Creative writing tutors and members of writing groups often warn against using clichés, partly because relying on clichés is seen as laziness on the part of the writer.   One of the most common clichés is “cool as a cucumber”, a description of someone’s calm reaction to an unexpected event or news of one.

At my last meeting with the local novelist group, one of the members advised me to watch out for my own personal clichés.  She was referring not to actual clichés (like “cool as a cucumber”) but to phrases and ideas I tend to overuse.   For instance, the central character of the novel sensing someone watching, lights in a house mysteriously going off or coming on.   Old ideas that appear in all my writing.

The challenge now is to create new ideas and tighten up the plot.


2 thoughts on “Personal Clichés

  1. Hi, Lawrence. I agree that tight plots are a good idea in thrillers.
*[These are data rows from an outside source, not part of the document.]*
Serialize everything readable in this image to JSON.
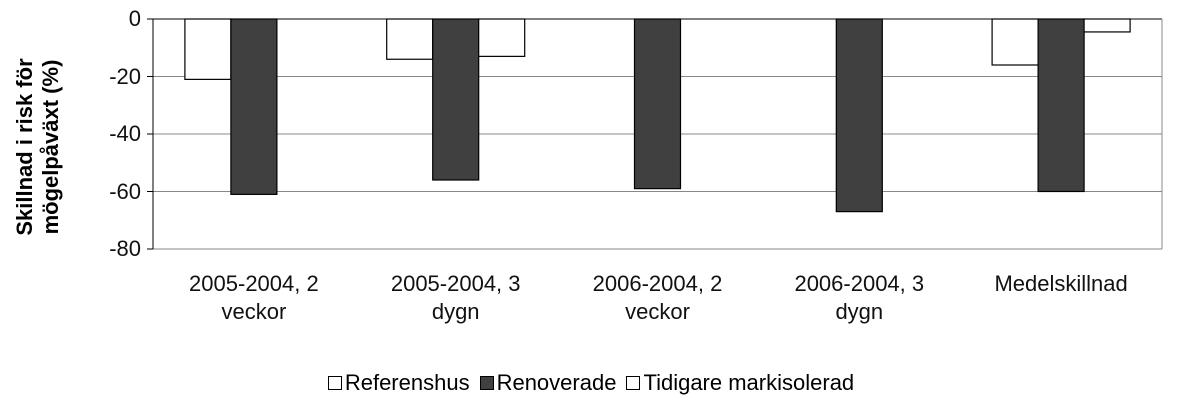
{
  "chart_data": {
    "type": "bar",
    "y_label": "Skillnad i risk för mögelpåväxt (%)",
    "categories": [
      "2005-2004, 2 veckor",
      "2005-2004, 3 dygn",
      "2006-2004, 2 veckor",
      "2006-2004, 3 dygn",
      "Medelskillnad"
    ],
    "series": [
      {
        "name": "Referenshus",
        "color": "#ffffff",
        "values": [
          -21,
          -14,
          null,
          null,
          -16
        ]
      },
      {
        "name": "Renoverade",
        "color": "#404040",
        "values": [
          -61,
          -56,
          -59,
          -67,
          -60
        ]
      },
      {
        "name": "Tidigare markisolerad",
        "color": "#ffffff",
        "values": [
          null,
          -13,
          null,
          null,
          -4.5
        ]
      }
    ],
    "ylim": [
      -80,
      0
    ],
    "yticks": [
      0,
      -20,
      -40,
      -60,
      -80
    ],
    "grid": true
  }
}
    A writer’s group might have advised Alistair MacLean to avoid radio transmitters, weak women called Maria and variations of the phrase “the shapelessness that only the dead can assume.” But MacLean, who never rewrote anything, was one of the top 10 bestselling authors in the world. Forty years on, most of his books are still in print. If you read and re-read his best ones you can see why. Every sentence has a purpose. He said he never wrote the first sentence until he knew what the last one would be; and I believe he had a very detailed plan for every sentence in between as well.